I can feel it possibly going that way now with Lou Reed. Exploring his work deeper. I am certainly starting to feel that sense of the story itself being as important as the music. But I think that is what usually pulls me in to those musical artists I admire and covet most. They are great storytellers, either by encapsulating the narrative verbally, or creating a visual palette of what is being told with an inner visual artist flair. (John Foxx’s description of Jim Kerr being the “the best internal movie director” always springs to mind. It is my favourite description of Jim as a songwriter and it is just so…”on point”, as the whippersnappers say these days).

I really am starting to get that there is much more to Lou than meets the eye.

The Doughnut Dinner 4 Four

I was listening in to Gary Crowley on BBC Radio London and he brought up the topic of musical dinner guests. You could invite four guests, dead or alive, to dine with. You could also share what you’d make or serve them to eat.

Gary’s own choice for guests were Nina Simone, John Lennon, Sly Stone and Siouxsie Sioux and he said he’d serve Italian and Japanese food.

He was asking listeners to submit their choices. I thought I’d fire off a quick email and send it in, never thinking he’d actually read it out!

Here he is reading out my choice of dinner guests and what I’d serve them. It is audio only, of course, hence the black screen but just click it to hear the audio.

Tantrum Doughnuts ALL THE WAY, BABY! Lol.

 

Lodger At 40

Today is the 40th anniversary of the release of the Lodger album by David Bowie. A rather jumbled up travelogue of an album. The travel theme running heavily through side A of the album with: Fantastic Voyage, African Night Flight, Move On, Yassassin (Turkish for Long Live) and Red Sails.

Side B’s theme alters and shifts back to menial points of life, work, home, family…death, mental illness, domestic violence – the only slight thorn in the side is Boys Keep Swinging as it seems more tongue-in-cheek with its theme. Well, DJ is to a degree too. But there are darker themes explored in Look Back In Anger (mental illness/death) and Repetition (domestic violence).

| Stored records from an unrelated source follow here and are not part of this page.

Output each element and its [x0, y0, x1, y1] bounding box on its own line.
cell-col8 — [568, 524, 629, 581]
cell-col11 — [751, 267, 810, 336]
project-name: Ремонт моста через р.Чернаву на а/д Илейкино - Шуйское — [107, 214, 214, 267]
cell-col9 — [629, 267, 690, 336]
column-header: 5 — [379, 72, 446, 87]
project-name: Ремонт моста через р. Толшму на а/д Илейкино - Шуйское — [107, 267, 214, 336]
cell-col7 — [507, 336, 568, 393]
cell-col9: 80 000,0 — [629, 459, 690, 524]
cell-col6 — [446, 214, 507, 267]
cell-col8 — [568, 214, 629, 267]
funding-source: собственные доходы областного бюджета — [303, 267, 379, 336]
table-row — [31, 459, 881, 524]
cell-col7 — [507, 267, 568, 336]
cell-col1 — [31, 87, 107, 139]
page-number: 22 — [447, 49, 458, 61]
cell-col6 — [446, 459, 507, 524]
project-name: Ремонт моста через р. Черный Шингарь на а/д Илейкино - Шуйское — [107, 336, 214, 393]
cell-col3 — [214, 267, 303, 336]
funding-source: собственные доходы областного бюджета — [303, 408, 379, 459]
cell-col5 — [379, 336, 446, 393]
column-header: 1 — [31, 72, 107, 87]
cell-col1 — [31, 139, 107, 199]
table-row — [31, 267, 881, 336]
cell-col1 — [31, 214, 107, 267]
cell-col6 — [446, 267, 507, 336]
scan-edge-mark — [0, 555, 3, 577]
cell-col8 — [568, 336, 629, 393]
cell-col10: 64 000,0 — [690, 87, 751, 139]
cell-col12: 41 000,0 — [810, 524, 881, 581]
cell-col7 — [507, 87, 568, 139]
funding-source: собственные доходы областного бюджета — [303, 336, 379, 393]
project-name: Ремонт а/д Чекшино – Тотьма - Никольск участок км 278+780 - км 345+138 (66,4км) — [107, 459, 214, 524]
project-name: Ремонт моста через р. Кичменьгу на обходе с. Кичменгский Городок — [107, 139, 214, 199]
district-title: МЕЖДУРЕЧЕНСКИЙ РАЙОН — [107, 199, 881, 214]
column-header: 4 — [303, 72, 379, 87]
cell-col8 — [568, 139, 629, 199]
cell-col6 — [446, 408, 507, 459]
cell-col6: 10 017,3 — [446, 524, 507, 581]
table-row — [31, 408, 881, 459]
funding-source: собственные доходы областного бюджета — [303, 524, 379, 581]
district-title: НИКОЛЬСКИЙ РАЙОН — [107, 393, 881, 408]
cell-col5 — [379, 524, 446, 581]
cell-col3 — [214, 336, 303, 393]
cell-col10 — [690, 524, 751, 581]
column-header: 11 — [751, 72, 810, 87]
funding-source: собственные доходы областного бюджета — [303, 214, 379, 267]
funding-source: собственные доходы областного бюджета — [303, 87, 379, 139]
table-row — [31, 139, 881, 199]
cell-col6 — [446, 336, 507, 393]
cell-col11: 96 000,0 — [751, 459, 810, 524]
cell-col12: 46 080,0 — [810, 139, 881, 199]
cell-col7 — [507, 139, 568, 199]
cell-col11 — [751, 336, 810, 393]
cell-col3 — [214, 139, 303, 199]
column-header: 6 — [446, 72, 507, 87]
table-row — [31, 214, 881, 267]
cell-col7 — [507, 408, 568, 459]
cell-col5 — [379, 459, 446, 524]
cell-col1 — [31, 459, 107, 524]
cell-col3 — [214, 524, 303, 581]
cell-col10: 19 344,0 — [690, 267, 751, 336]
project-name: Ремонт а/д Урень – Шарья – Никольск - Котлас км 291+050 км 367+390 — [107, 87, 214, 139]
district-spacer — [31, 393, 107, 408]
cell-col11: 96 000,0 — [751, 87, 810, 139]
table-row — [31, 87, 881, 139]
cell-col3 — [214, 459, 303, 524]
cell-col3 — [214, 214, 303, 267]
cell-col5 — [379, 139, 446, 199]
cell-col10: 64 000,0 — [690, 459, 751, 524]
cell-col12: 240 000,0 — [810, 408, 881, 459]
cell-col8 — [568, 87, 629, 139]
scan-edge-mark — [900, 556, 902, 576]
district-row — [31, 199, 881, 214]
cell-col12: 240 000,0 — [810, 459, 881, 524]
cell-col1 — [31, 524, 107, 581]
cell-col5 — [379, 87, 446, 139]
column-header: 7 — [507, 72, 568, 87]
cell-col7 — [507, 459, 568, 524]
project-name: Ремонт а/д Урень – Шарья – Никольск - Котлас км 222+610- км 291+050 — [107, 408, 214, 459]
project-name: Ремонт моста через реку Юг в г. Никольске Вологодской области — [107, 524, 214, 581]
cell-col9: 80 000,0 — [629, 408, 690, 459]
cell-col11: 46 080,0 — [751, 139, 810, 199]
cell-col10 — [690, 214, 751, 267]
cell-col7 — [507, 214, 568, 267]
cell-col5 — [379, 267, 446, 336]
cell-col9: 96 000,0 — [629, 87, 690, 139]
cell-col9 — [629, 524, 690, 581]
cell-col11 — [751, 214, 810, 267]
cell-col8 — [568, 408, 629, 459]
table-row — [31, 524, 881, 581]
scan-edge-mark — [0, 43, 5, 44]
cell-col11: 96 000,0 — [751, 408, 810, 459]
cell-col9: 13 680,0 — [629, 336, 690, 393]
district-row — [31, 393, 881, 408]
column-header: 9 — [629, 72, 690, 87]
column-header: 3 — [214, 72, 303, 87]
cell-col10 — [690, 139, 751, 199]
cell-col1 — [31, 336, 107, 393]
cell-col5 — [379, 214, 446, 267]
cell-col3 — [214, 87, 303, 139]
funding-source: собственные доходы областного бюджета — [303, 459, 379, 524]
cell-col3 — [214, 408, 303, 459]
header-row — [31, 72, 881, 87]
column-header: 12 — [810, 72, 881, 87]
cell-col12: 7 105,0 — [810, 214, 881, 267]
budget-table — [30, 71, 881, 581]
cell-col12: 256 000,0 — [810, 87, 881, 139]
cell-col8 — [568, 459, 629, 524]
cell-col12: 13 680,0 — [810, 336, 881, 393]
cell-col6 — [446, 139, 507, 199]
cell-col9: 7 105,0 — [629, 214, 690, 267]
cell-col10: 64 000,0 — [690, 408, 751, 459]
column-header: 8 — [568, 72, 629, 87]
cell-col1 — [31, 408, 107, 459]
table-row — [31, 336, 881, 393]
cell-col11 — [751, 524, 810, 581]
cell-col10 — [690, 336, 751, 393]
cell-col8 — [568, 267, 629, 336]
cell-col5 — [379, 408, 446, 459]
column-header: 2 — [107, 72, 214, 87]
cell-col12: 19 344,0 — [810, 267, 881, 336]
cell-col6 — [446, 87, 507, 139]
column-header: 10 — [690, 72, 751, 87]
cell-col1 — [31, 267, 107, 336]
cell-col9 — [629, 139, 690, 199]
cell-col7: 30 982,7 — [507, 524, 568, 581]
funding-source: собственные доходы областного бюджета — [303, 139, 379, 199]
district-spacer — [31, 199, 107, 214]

It sadly ends with a rather inferior version of Iggy Pop’s sublime Sister Midnight in Red Money. Compared to Sister Midnight, Red Money feels derivative. I never used to mind it much. I wasn’t aware and got into Iggy until after I heavily got into David. As the years have passed, I am always far more appreciative of Iggy’s side of the Bowie/Pop collaborations, it somewhat pains me to say.

Although seen as being part of the “Berlin trilogy”, it was actually recorded in Montreux, Switzerland and mixed in New York. I always found it curious it was put in a trio with Low and Heroes. I have always felt the trio SHOULD be, at least more musically, Station To Station-Low-Heroes.